Leaning Forward is Partly a Function of Speed
Another critical reason why runners shouldn’t try to arbitrarily incorporate a forward lean into their technique is because it’s partly dependent on how fast you’re running.
RELATED: Why Running Slow Is Good For You
If you head out the door for a very easy recovery run, you’ll have far less forward lean than if you were sprinting close to your maximum speed. It doesn’t help your form to lean forward very much during an easy effort; in fact, you’ll either fall or you’ll bend at the waste and it will require muscular effort to hold your body out of balance in front of your hips and legs.
On the other side of this spectrum, imagine a 100-meter sprinter accelerating out of the blocks on the track. This athlete is rapidly increasing her pace at a time when she’s leaning so far forward that she’d fall on her face if she were to stop running.
These examples illustrate that a forward lean is a type of “dynamic balance” in the words of elite coach Bobby McGee. Your body is balanced out in front of your center of mass because of your forward motion catches you with each step; the speed is mandatory to prevent falling on your face. When you decelerate and stop you need to straighten up to a static, vertical balance.
A Forward Lean Requires Strength
Yet another reason why it’s ill-advised to practice a forward lean is because you might not be ready for it! While leaning from the ankles puts the body in an ergonomic, economical position that’s conducive to fast running, the forward lean demands quite a bit of strength in your core, hips and feet.
Not only must runners be strong enough to maintain high speeds but they must be strong enough to maintain good form during periods of stress — like the high fatigue during challenging workouts and races. Anybody who’s watched marathoners in the final miles of the race — or been there themselves — understands that fatigue can wreak havoc on running technique. A high level of strength makes a forward lean possible and more sustainable when you’re tired.
Build Your Forward Lean
If a forward lean is a byproduct of sound training and not something we should consciously work to cue, the question becomes, “What training activities help us develop a forward lean in our running form?”
First, we should get comfortable running fast regularly. We can accomplish this in several ways:
- Run strides and/or hill sprints 1-3 times per week
- Run 1-2 weekly speed workouts at a variety of paces (based on your ability and goal, of course)
- Race a variety of distances regularly
By running fast consistently, you’ll become more comfortable with the mechanics and neuromuscular recruitment required. Speed is a skill and demands regular practice.
But running fast also helps build strength. When you run faster, you must impart more force into the ground, requiring stronger muscular contractions. Over time, fast runners become quite strong simply by running fast frequently.
We can also supplement these strength gains by lifting weights in the gym. A weightlifting program focusing on strength and power (rather than on endurance, cardiorespiratory fitness, or hypertrophy) will help runners in myriad ways.
Lifting heavy weights improves strength, power, and injury resilience. These skills ensure you have the strength to run with a forward lean and also stay healthy to train consistently.

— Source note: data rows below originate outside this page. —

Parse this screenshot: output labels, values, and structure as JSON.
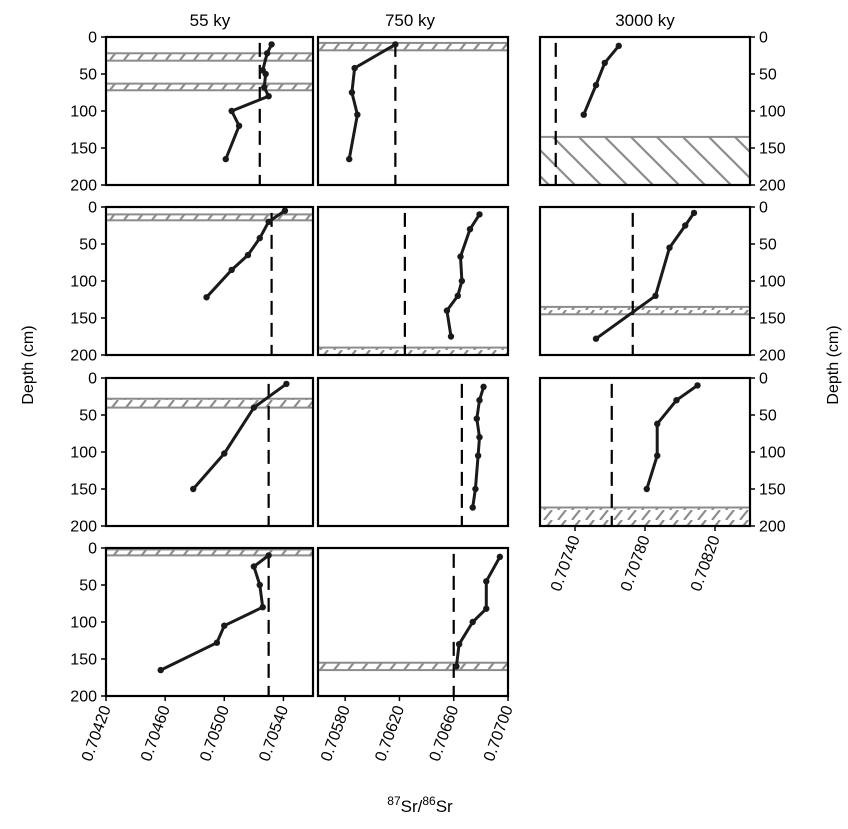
{
  "figure": {
    "x_axis_title": "87Sr/86Sr",
    "x_axis_title_parts": {
      "sup1": "87",
      "base1": "Sr/",
      "sup2": "86",
      "base2": "Sr"
    },
    "y_axis_title_left": "Depth (cm)",
    "y_axis_title_right": "Depth (cm)",
    "columns": [
      {
        "title": "55 ky",
        "xlim": [
          0.7042,
          0.7056
        ],
        "xticks": [
          "0.70420",
          "0.70460",
          "0.70500",
          "0.70540"
        ]
      },
      {
        "title": "750 ky",
        "xlim": [
          0.7056,
          0.707
        ],
        "xticks": [
          "0.70580",
          "0.70620",
          "0.70660",
          "0.70700"
        ]
      },
      {
        "title": "3000 ky",
        "xlim": [
          0.7072,
          0.7084
        ],
        "xticks": [
          "0.70740",
          "0.70780",
          "0.70820"
        ]
      }
    ],
    "yticks": [
      "0",
      "50",
      "100",
      "150",
      "200"
    ],
    "line_color": "#1a1a1a",
    "band_color": "#8c8c8c"
  },
  "chart_data": [
    {
      "type": "line",
      "column": 0,
      "row": 0,
      "ylim": [
        200,
        0
      ],
      "x": [
        0.70532,
        0.70529,
        0.70526,
        0.70528,
        0.70527,
        0.7053,
        0.70505,
        0.7051,
        0.70501
      ],
      "y": [
        10,
        22,
        45,
        50,
        68,
        80,
        100,
        120,
        165
      ],
      "reference_x": 0.70524,
      "bands": [
        [
          22,
          32
        ],
        [
          63,
          72
        ]
      ]
    },
    {
      "type": "line",
      "column": 1,
      "row": 0,
      "ylim": [
        200,
        0
      ],
      "x": [
        0.70617,
        0.70587,
        0.70585,
        0.70589,
        0.70583
      ],
      "y": [
        10,
        42,
        75,
        105,
        165
      ],
      "reference_x": 0.70617,
      "bands": [
        [
          8,
          18
        ]
      ]
    },
    {
      "type": "line",
      "column": 2,
      "row": 0,
      "ylim": [
        200,
        0
      ],
      "x": [
        0.70765,
        0.70757,
        0.70752,
        0.70745
      ],
      "y": [
        12,
        35,
        65,
        105
      ],
      "reference_x": 0.70729,
      "bands": [
        [
          135,
          200
        ]
      ]
    },
    {
      "type": "line",
      "column": 0,
      "row": 1,
      "ylim": [
        200,
        0
      ],
      "x": [
        0.70541,
        0.7053,
        0.70524,
        0.70516,
        0.70505,
        0.70488
      ],
      "y": [
        5,
        20,
        42,
        65,
        85,
        122
      ],
      "reference_x": 0.70532,
      "bands": [
        [
          10,
          18
        ]
      ]
    },
    {
      "type": "line",
      "column": 1,
      "row": 1,
      "ylim": [
        200,
        0
      ],
      "x": [
        0.70679,
        0.70672,
        0.70665,
        0.70666,
        0.70663,
        0.70655,
        0.70658
      ],
      "y": [
        10,
        30,
        67,
        100,
        120,
        140,
        175
      ],
      "reference_x": 0.70624,
      "bands": [
        [
          190,
          200
        ]
      ]
    },
    {
      "type": "line",
      "column": 2,
      "row": 1,
      "ylim": [
        200,
        0
      ],
      "x": [
        0.70808,
        0.70803,
        0.70794,
        0.70786,
        0.70752
      ],
      "y": [
        8,
        25,
        55,
        120,
        178
      ],
      "reference_x": 0.70773,
      "bands": [
        [
          135,
          145
        ]
      ]
    },
    {
      "type": "line",
      "column": 0,
      "row": 2,
      "ylim": [
        200,
        0
      ],
      "x": [
        0.70542,
        0.7052,
        0.705,
        0.70479
      ],
      "y": [
        8,
        40,
        102,
        150
      ],
      "reference_x": 0.7053,
      "bands": [
        [
          28,
          40
        ]
      ]
    },
    {
      "type": "line",
      "column": 1,
      "row": 2,
      "ylim": [
        200,
        0
      ],
      "x": [
        0.70682,
        0.70679,
        0.70677,
        0.70679,
        0.70678,
        0.70676,
        0.70674
      ],
      "y": [
        12,
        30,
        55,
        80,
        105,
        150,
        175
      ],
      "reference_x": 0.70666,
      "bands": []
    },
    {
      "type": "line",
      "column": 2,
      "row": 2,
      "ylim": [
        200,
        0
      ],
      "x": [
        0.7081,
        0.70798,
        0.70787,
        0.70787,
        0.70781
      ],
      "y": [
        10,
        30,
        62,
        105,
        150
      ],
      "reference_x": 0.70761,
      "bands": [
        [
          175,
          200
        ]
      ]
    },
    {
      "type": "line",
      "column": 0,
      "row": 3,
      "ylim": [
        200,
        0
      ],
      "x": [
        0.7053,
        0.7052,
        0.70524,
        0.70526,
        0.705,
        0.70495,
        0.70457
      ],
      "y": [
        10,
        25,
        50,
        80,
        105,
        128,
        165
      ],
      "reference_x": 0.7053,
      "bands": [
        [
          2,
          10
        ]
      ]
    },
    {
      "type": "line",
      "column": 1,
      "row": 3,
      "ylim": [
        200,
        0
      ],
      "x": [
        0.70694,
        0.70684,
        0.70684,
        0.70674,
        0.70664,
        0.70662
      ],
      "y": [
        12,
        45,
        82,
        100,
        130,
        160
      ],
      "reference_x": 0.7066,
      "bands": [
        [
          155,
          165
        ]
      ]
    }
  ]
}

Weight lifting also helps us build more economical form by improving intra- and inter-muscular coordination. Muscles will fire and work together more efficiently, leading to better running form overall.
Tall and Balanced
Ultimately, runners should not attempt to incorporate a forward lean into their technique. Focus on running tall and balanced, and create the environment in which a forward lean can develop naturally and at the right pace.
A focus on regular fast running with consistent strength work is the best path to developing an athletic, economical stride — with a slight, full-body, dynamically-balanced forward lean.